Tous n’ont pas trouvé leur chemin jusqu’à l’Ouest : deux membres ont été arrêtés et exécutés en Tchécoslovaquie, tandis que les frères Mašín et leur ami Milan Paumer sont parvenus à rejoindre Berlin Ouest, pour finalement s’installer aux Etats-Unis. Leur recours à la force et aux armes n’a cessé de diviser la société tchèque jusqu’à nos jours. Ainsi, se pose la question également du public que le réalisateur voulait toucher :
« Je pense que mon film s’adresse au grand public. Pendant le tournage, je me suis dit plusieurs fois, avec le scénariste, que je voulais faire un film pour quelqu’un qui ne connaît pas du tout cette histoire. Je pense notamment au public des jeunes qui connaissent peut-être cet épisode de leurs cours d’histoire mais de manière très superficielle. Nous voulions donc que quelqu’un qui ignore cette histoire puisse s’identifier en partie aux personnages, les comprendre et saisir l’atmosphère de l’époque. Par contre ma ligne rouge était claire : je ne voulais pas intégrer au film trop de politique, ce qui est souvent le cas dans les films historiques sur cette époque. »

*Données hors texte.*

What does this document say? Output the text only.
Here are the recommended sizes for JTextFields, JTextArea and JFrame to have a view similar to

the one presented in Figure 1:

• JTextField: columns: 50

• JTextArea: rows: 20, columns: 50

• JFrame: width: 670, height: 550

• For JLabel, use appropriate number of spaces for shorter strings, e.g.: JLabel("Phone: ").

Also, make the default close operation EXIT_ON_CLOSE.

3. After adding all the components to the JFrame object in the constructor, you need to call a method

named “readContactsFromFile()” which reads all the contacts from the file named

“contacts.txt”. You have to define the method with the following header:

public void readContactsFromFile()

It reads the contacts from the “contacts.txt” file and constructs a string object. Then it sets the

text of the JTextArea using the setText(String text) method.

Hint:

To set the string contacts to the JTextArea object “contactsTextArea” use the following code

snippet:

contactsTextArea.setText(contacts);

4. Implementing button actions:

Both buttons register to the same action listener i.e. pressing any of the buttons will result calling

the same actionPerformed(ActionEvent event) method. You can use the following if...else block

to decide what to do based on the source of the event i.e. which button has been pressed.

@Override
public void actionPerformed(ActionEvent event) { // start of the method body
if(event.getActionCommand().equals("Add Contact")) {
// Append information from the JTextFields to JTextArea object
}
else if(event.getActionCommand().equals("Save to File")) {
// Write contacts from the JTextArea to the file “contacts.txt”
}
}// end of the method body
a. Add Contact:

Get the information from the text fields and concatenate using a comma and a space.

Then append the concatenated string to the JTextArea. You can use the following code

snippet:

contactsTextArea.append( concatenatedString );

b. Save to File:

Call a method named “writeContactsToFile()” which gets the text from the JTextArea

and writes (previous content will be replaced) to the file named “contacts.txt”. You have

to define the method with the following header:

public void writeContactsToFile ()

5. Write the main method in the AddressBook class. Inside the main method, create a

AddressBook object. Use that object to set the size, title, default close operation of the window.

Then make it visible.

C’est un jeune comédien, Jan Nedbal, qui incarne Ctirad Mašín :
« Malheureusement, je n’ai pas pu rencontrer Ctirad Mašín qui est décédé il y a quelques années. Mais j’ai eu la chance de connaître Josef Mašín : nous nous sommes rencontrés à Dresde, puisqu’il refuse de se rendre en Tchéquie. A 90 ans, il était en pleine forme et nous a montré les endroits par lesquels ils sont passés. C’était incroyable. J’admire leur persévérance et intransigeance. Ils étaient persuadés que les communistes incarnaient le mal. (…) Avec mon collègue Oskar Hes nous avons dû faire beaucoup d’exercices physiques avant le tournage, pour ressembler aux frères Mašín qui étaient très sportifs à l’époque. »

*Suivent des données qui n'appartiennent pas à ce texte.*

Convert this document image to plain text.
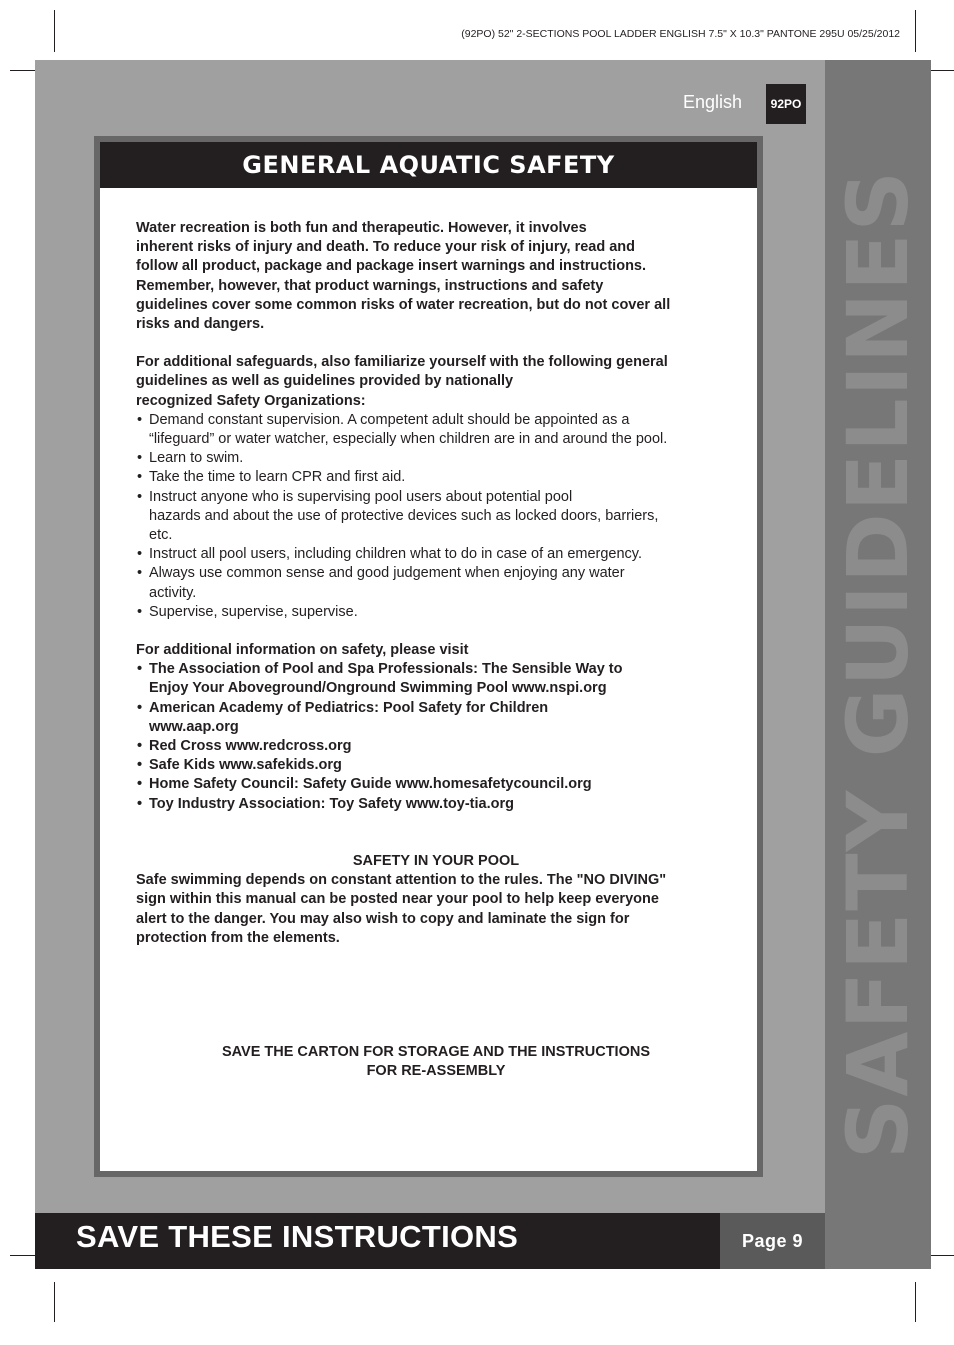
(92PO) 52" 2-SECTIONS POOL LADDER ENGLISH 7.5" X 10.3" PANTONE 295U 05/25/2012
SAFETY GUIDELINES
English	92PO
GENERAL AQUATIC SAFETY
Water recreation is both fun and therapeutic. However, it involves
inherent risks of injury and death. To reduce your risk of injury, read and
follow all product, package and package insert warnings and instructions.
Remember, however, that product warnings, instructions and safety
guidelines cover some common risks of water recreation, but do not cover all
risks and dangers.
For additional safeguards, also familiarize yourself with the following general
guidelines as well as guidelines provided by nationally
recognized Safety Organizations:
• Demand constant supervision. A competent adult should be appointed as a
“lifeguard” or water watcher, especially when children are in and around the pool.
• Learn to swim.
• Take the time to learn CPR and first aid.
• Instruct anyone who is supervising pool users about potential pool
hazards and about the use of protective devices such as locked doors, barriers,
etc.
• Instruct all pool users, including children what to do in case of an emergency.
• Always use common sense and good judgement when enjoying any water
activity.
• Supervise, supervise, supervise.
For additional information on safety, please visit
• The Association of Pool and Spa Professionals: The Sensible Way to
Enjoy Your Aboveground/Onground Swimming Pool www.nspi.org
• American Academy of Pediatrics: Pool Safety for Children
www.aap.org
• Red Cross www.redcross.org
• Safe Kids www.safekids.org
• Home Safety Council: Safety Guide www.homesafetycouncil.org
• Toy Industry Association: Toy Safety www.toy-tia.org
SAFETY IN YOUR POOL
Safe swimming depends on constant attention to the rules. The "NO DIVING"
sign within this manual can be posted near your pool to help keep everyone
alert to the danger. You may also wish to copy and laminate the sign for
protection from the elements.
SAVE THE CARTON FOR STORAGE AND THE INSTRUCTIONS
FOR RE-ASSEMBLY
SAVE THESE INSTRUCTIONS	Page 9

Début septembre, l’Académie tchèque du cinéma et de la télévision (ČFTA) a choisi le film Bratři de Tomáš Mašín pour concourir aux Oscars dans la catégorie du meilleur film étranger. La liste des 15 films étrangers sélectionnés pour les Oscars sera annoncée cette année le 21 décembre et les nominations seront annoncées le 23 janvier 2024. Tomáš Mašín évoque cette sélection avec recul :
« Je suis un peu gêné : d’un côté je suis content, bien sûr, parce que cela va aider le film à trouver des spectateurs. Mais d’un autre côté, je rappelle que ce n’est pas une nomination, le film est simplement envoyé pour concourir aux Oscars. Il sera confronté à des films autrement plus importants. Je pense qu’il y a peu de chances de succès, mais évidemment je serai content au moins de la publicité que ça lui fera à l’étranger. »
Hasard du calendrier, en-dehors du biopic, on reparle beaucoup par ailleurs de la famille des Mašín ces derniers temps, en raison des spéculations sur la possibilité que leur sœur, Zdena Mašínová, puisse se voir remettre une distinction d’Etat à l’occasion de la fête nationale, ce samedi 28 octobre.